The Digital Age is a Pay Day Lenders Feast

3.00pm | February 26, 2019


“So now, as an infallible way of making little ease great ease, I began to contract a quantity of debt.”

At one time or another we have all felt as Pip did in Dickens’ Great Expectations. Being a consumer in 2019 we are faced with fast fashion, digital innovation and an ease of consumption like never before.  

Spiralling debt is not uncommon, with stagnating wage growth and increased cost of living forcing Australians to turn to credit providers to service financial needs.

With 2.1 million Australians under severe or high financial stress[1] – the impact of credit has never been more important.

That is why I initiated a Senate Inquiry into credit products targeted at Australians in financial stress.

The rise of financial products that offer quick credit are compounding the pressure to spend. Pay day lenders, and consumer leases offer a quick cash injection.

Not all of these products are new to the market. But they are reaching new audiences via online.  15 years ago, pay day loans were issued in shop fronts or over the telephone.
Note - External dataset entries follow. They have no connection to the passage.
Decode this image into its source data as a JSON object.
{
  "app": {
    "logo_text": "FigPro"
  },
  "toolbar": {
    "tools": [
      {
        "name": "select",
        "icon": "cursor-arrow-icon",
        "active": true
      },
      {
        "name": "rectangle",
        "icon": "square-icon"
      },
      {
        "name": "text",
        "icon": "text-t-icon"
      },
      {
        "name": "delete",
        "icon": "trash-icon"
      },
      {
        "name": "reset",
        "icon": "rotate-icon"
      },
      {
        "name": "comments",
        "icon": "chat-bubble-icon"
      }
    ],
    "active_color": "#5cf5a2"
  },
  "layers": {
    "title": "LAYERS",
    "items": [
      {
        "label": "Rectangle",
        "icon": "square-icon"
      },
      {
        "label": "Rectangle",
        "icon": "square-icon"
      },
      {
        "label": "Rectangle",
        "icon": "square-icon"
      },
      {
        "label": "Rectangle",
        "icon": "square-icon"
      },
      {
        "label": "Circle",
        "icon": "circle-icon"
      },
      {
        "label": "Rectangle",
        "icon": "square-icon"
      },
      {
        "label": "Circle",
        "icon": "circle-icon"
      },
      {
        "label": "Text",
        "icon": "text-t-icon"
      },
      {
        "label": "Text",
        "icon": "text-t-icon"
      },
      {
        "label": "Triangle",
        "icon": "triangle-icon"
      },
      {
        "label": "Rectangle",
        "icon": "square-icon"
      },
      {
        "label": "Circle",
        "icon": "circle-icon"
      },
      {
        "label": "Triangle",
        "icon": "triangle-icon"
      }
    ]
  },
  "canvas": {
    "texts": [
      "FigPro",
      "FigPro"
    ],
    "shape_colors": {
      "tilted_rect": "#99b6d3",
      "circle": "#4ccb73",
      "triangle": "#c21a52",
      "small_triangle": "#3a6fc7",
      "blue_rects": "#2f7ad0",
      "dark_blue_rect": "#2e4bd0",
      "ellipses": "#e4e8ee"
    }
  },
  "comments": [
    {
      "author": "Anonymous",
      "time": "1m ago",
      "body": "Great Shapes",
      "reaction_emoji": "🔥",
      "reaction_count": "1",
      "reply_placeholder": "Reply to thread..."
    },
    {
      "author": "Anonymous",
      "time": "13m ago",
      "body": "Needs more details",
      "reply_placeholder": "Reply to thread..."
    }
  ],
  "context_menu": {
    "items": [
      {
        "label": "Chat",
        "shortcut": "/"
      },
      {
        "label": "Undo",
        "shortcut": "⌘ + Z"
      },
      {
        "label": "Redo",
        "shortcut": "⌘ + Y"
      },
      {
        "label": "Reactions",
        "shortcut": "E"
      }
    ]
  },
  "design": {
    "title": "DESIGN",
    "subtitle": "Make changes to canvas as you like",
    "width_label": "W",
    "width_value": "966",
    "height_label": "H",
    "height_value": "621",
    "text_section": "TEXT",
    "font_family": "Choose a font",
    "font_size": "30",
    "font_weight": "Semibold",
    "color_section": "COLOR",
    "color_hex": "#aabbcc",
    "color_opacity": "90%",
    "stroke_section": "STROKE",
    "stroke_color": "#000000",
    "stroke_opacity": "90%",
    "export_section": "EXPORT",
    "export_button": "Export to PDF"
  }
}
Now 83 percent of loans are accessed via a mobile device or computer.

It’s an effective channel.

In just the last few years, 332,000 householders have taken out payday loans for the first time.

Young men and women who would never have dreamed of visiting their local pawn shop are increasingly taking on pay day loans by another name, attracted by modern marketing and a seamless consumer experience that puts a clean new façade on an old, grubby product.

The growth is most pronounced in women. While men still significantly outnumber women as borrowers, the number of women is growing rapidly. Digital Finance analytics calculates that the number of women using payday loans has increased by 22 percent between 2016 and 2018.[2]

With effective annual interest rates running up to between 112.1% and 407.6%, why are these consumers willing to pay so much?[3]
Consumer psychologists are increasingly highlighting the shortcomings in human reasoning that keep financial products like this moving off the shelf as a result of careful marketing campaigns.

The constant stream of ads, carefully targeted at young consumers, leverages the psychological principle of ‘mere exposure’ – where simply becoming familiar with a brand or product can make it seem more attractive.

In the vision presented in the marketing, pay day lending is no longer for the desperate. It’s in fact perfectly normal part of aspirational living.
The reality is, these products are still being used and often targeted at vulnerable people, who are using the credit to pay for dentist visits, electricity cost and children’s needs.

Consumers are not in a fair fight.

When you’re lying on the couch after work browsing online retail, you’re no match for complex pressure selling techniques and highly sophisticated targeting.

In 2012 ASIC indicated that the regulatory framework overseeing internet advertising will need refreshing. However no changes have been made to date. The Senate inquiry recommended that a review is needed, and it is needed urgently.

In the past, the challenges of time and space slowed things down, and helped consumers. To obtain additional credit, you needed to leave the retail environment, and physically present at a bank. Even if credit was approved, it was likely days before it was available.

These built in protective features of the old bricks and mortar shopping environment have now been superseded, but our consumer protection regimes haven’t caught up.

Further protections are needed to rein in the excessive fees and charges on these products that end up pushing vulnerable consumers into a debt spiral.

The inquiry, which reported on Friday, recommended that legislation be passed to rein providers that offer products unsuitable to many of their consumers. In 2017, Treasury released a draft exposure bill that would tackle these questions. For over a year the Government has failed to take action and introduce legislation.

These providers have gone largely unchecked for too long. Continuing to ignore these issues will only hurt consumers.

Senator Jenny McAllister is the Shadow Assistant Minister for Families and Communities and Acting Chair of the Senate inquiry into credit and financial services targeted at Australians at risk of financial hardship

This opinion piece was published in The Sydney Morning Herald on Monday 25th February 2019.



[1] NAB and the Centre for Social Impact Financial Resilience in Australia 2018 p15.

[3] Consumer Action Law Centre Submission 37, p6.